Practical Windows XP SP3 / 2003 Heap Exploitationillmatics.com › XP2003_Exploitation_Slides.pdf · Practical Windows XP SP3 / 2003 Heap Exploitation ... heap – / } }

ad-heap: an Efficient Heap Data Structure for Asymmetric Multicore ...

CMSC 341 Binomial Queues and Fibonacci Heaps. Basic Heap Operations OpBinary Heap Leftist Heap Binomial Queue Fibonacci Heap insertO(lgN) deleteMinO(lgN)

binary heap, d-ary heap, binomial heap, amortized analysis ...

Heap Leaching

Procedures on Heap - WordPress.com … · 28/06/2016 · Heap Sort Algorithm The heap sort algorithm starts by using procedure BUILD-HEAP to build a heap on the input array A[1 .

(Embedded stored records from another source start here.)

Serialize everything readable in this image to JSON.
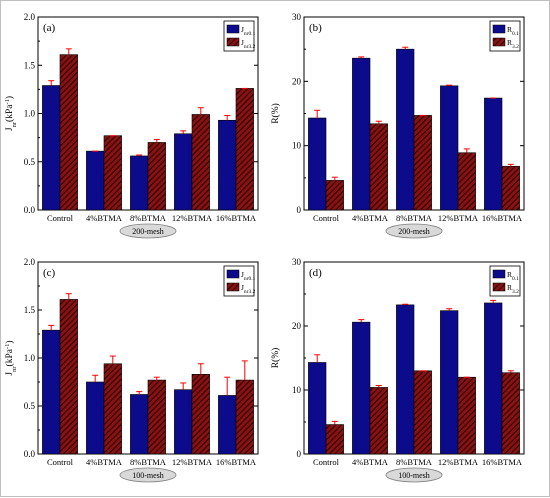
{
  "colors": {
    "series1": "#0b0b8c",
    "series2": "#8b1111",
    "error": "#ff0000",
    "mesh_fill": "#d9d9d9"
  },
  "chart_data": [
    {
      "type": "bar",
      "tag": "(a)",
      "ylabel_main": "J",
      "ylabel_sub": "nr",
      "ylabel_unit": "(kPa",
      "ylabel_sup": "-1",
      "ylabel_close": ")",
      "ylim": [
        0,
        2.0
      ],
      "yticks": [
        "0.0",
        "0.5",
        "1.0",
        "1.5",
        "2.0"
      ],
      "categories": [
        "Control",
        "4%BTMA",
        "8%BTMA",
        "12%BTMA",
        "16%BTMA"
      ],
      "mesh_label": "200-mesh",
      "mesh_under": 2,
      "legend_position": "top-right",
      "series": [
        {
          "name_main": "J",
          "name_sub": "nr0.1",
          "values": [
            1.29,
            0.61,
            0.56,
            0.79,
            0.93
          ],
          "errors": [
            0.05,
            0.0,
            0.01,
            0.03,
            0.05
          ]
        },
        {
          "name_main": "J",
          "name_sub": "nr3.2",
          "values": [
            1.61,
            0.77,
            0.7,
            0.99,
            1.26
          ],
          "errors": [
            0.06,
            0.0,
            0.03,
            0.07,
            0.0
          ]
        }
      ]
    },
    {
      "type": "bar",
      "tag": "(b)",
      "ylabel_main": "R(%)",
      "ylabel_sub": "",
      "ylabel_unit": "",
      "ylabel_sup": "",
      "ylabel_close": "",
      "ylim": [
        0,
        30
      ],
      "yticks": [
        "0",
        "10",
        "20",
        "30"
      ],
      "categories": [
        "Control",
        "4%BTMA",
        "8%BTMA",
        "12%BTMA",
        "16%BTMA"
      ],
      "mesh_label": "200-mesh",
      "mesh_under": 2,
      "legend_position": "top-right",
      "series": [
        {
          "name_main": "R",
          "name_sub": "0.1",
          "values": [
            14.3,
            23.6,
            25.0,
            19.3,
            17.4
          ],
          "errors": [
            1.2,
            0.2,
            0.3,
            0.1,
            0.0
          ]
        },
        {
          "name_main": "R",
          "name_sub": "3.2",
          "values": [
            4.6,
            13.4,
            14.7,
            8.9,
            6.8
          ],
          "errors": [
            0.5,
            0.4,
            0.0,
            0.6,
            0.3
          ]
        }
      ]
    },
    {
      "type": "bar",
      "tag": "(c)",
      "ylabel_main": "J",
      "ylabel_sub": "nr",
      "ylabel_unit": "(kPa",
      "ylabel_sup": "-1",
      "ylabel_close": ")",
      "ylim": [
        0,
        2.0
      ],
      "yticks": [
        "0.0",
        "0.5",
        "1.0",
        "1.5",
        "2.0"
      ],
      "categories": [
        "Control",
        "4%BTMA",
        "8%BTMA",
        "12%BTMA",
        "16%BTMA"
      ],
      "mesh_label": "100-mesh",
      "mesh_under": 2,
      "legend_position": "top-right",
      "series": [
        {
          "name_main": "J",
          "name_sub": "nr0.1",
          "values": [
            1.29,
            0.75,
            0.62,
            0.67,
            0.61
          ],
          "errors": [
            0.05,
            0.07,
            0.03,
            0.07,
            0.19
          ]
        },
        {
          "name_main": "J",
          "name_sub": "nr3.2",
          "values": [
            1.61,
            0.94,
            0.77,
            0.83,
            0.77
          ],
          "errors": [
            0.06,
            0.08,
            0.03,
            0.11,
            0.2
          ]
        }
      ]
    },
    {
      "type": "bar",
      "tag": "(d)",
      "ylabel_main": "R(%)",
      "ylabel_sub": "",
      "ylabel_unit": "",
      "ylabel_sup": "",
      "ylabel_close": "",
      "ylim": [
        0,
        30
      ],
      "yticks": [
        "0",
        "10",
        "20",
        "30"
      ],
      "categories": [
        "Control",
        "4%BTMA",
        "8%BTMA",
        "12%BTMA",
        "16%BTMA"
      ],
      "mesh_label": "100-mesh",
      "mesh_under": 2,
      "legend_position": "top-right",
      "series": [
        {
          "name_main": "R",
          "name_sub": "0.1",
          "values": [
            14.3,
            20.6,
            23.3,
            22.4,
            23.6
          ],
          "errors": [
            1.2,
            0.4,
            0.1,
            0.3,
            0.4
          ]
        },
        {
          "name_main": "R",
          "name_sub": "3.2",
          "values": [
            4.6,
            10.4,
            13.0,
            12.0,
            12.7
          ],
          "errors": [
            0.5,
            0.3,
            0.0,
            0.0,
            0.3
          ]
        }
      ]
    }
  ]
}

On heap cache vs off-heap cache

skew heap, leftist heap - Department of Computer Science and

11. Heap Sort

HEAP Chart

Windows 8 Heap Internals final - Illmatics.comillmatics.com/Windows 8 Heap Internals (Slides).pdf · Windows 8 Heap Internals Why • Learn how the Heap Manager and Kernel Pool Allocator

Oracle Enterprise Manager 10g · The link Show Heap leads you to the Heap summary Page which breaks down the JVM heap usage by heap space and object type. The link Dump Heap to File

Volatile Use of Persistent Memory - pmem.io · Creating a Fixed Size Heap ... Creating a Variable Size Heap When PMEM_MAX_SIZE is set to zero, ... retrieve the kind of memory pool

Imogen Heap

Windows Heap Overflows - orkspace.net · Windows Heap Overflows Introduction This presentation will examine how to exploit heap based buffer overflows on the Windows platform. Heap

1 Chapter 6 Heapsort. 2 About this lecture Introduce Heap Shape Property and Heap Property Heap Operations Heapsort: Use Heap to Sort Fixing heap.